Le CDP a rejeté l’entièreté de la plainte jugeant que les arguments mis en avant relèvent plutôt d’une divergence d’opinions.
« Dans le contexte du journalisme d’opinion et de la liberté d’expression, le chroniqueur pouvait présenter son point de vue sur sa vision de l’identité haïtienne et sur sa construction […], même si on peut comprendre que le plaignant et d’autres ne soient pas d’accord », souligne-t-on dans la décision.
Une lettre d’opinion
Dans le deuxième cas, la plainte visait directement Le Devoir pour avoir publié le 23 juin 2020 la lettre d’opinion d’une lectrice intitulée « Que cache la cabale contre J.K. Rowling ? ».
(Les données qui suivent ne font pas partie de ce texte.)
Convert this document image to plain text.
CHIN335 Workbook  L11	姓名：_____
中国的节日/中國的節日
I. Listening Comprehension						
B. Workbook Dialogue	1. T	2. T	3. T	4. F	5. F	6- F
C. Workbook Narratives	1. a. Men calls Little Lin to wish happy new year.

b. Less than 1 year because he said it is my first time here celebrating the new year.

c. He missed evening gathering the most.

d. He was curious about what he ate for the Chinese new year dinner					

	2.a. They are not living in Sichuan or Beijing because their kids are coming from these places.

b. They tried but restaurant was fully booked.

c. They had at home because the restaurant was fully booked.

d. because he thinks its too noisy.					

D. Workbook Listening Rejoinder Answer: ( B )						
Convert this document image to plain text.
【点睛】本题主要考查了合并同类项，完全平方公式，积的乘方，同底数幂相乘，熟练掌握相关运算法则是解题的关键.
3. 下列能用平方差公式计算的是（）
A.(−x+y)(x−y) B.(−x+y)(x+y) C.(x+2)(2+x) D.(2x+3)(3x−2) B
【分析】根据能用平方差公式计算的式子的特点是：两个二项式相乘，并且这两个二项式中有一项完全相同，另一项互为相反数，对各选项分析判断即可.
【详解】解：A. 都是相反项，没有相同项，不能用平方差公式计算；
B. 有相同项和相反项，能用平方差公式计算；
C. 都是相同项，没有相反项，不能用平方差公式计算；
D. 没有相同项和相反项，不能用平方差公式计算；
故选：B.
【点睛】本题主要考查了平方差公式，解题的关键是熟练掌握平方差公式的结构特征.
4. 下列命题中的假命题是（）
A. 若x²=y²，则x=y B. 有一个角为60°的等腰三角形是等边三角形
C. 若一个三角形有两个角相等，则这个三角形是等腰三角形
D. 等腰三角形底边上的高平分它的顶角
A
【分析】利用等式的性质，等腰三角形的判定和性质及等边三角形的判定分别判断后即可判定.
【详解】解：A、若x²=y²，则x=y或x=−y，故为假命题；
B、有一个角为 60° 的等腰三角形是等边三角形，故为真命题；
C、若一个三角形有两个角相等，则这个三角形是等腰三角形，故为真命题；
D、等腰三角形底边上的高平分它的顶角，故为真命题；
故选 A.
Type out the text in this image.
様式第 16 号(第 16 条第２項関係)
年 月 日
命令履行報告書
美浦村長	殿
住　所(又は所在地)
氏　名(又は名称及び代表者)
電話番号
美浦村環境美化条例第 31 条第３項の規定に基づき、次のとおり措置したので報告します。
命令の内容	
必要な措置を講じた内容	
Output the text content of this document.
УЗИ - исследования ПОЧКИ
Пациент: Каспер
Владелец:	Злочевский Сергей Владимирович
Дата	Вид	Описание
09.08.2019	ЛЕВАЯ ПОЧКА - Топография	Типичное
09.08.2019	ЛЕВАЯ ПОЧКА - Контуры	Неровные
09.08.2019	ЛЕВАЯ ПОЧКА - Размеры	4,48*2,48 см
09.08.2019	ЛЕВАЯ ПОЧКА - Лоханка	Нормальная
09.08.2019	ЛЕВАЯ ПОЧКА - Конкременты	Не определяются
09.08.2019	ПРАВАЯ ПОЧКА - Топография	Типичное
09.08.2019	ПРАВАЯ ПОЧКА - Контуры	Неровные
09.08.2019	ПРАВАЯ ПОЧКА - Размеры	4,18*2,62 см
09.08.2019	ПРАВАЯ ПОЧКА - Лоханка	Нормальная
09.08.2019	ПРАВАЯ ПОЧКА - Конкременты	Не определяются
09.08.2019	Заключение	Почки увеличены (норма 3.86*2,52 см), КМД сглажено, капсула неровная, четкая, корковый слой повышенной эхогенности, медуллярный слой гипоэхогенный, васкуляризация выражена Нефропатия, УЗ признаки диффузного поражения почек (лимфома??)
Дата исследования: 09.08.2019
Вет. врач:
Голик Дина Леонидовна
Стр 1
Son autrice, Nassira Belloula, revenait sur la controverse engendrée par les propos de l’autrice de la saga Harry Potter qui se moquait de l’emploi de l’expression « personnes qui ont des menstruations » et se positionnait sur « le concept de sexe biologique ». Dans sa lettre, Mme Belloula se range du côté de J.K. Rowling.
Là encore, le CDP a entièrement rejeté la plainte. L’organisme a estimé à majorité que les termes utilisés, comme « hommes transformés en femmes » ou encore « vraies femmes », ne sont pas discriminatoires et n’incitent pas à la haine envers les personnes trans, comme le soutenait le plaignant, Vincent Bourassa-Bédard.
« Il s’agit d’une interprétation de ce qu’est une femme, bien qu’elle ait pu en offenser certains. [Or] le fait de choquer ou de heurter le public ne constitue pas un manquement déontologique », peut-on lire dans la décision.
Le Conseil ajoute « que ce n’est pas parce qu’un sujet est sensible et qu’il peut heurter des gens que les médias d’information doivent s’empêcher de présenter des points de vue divergents ».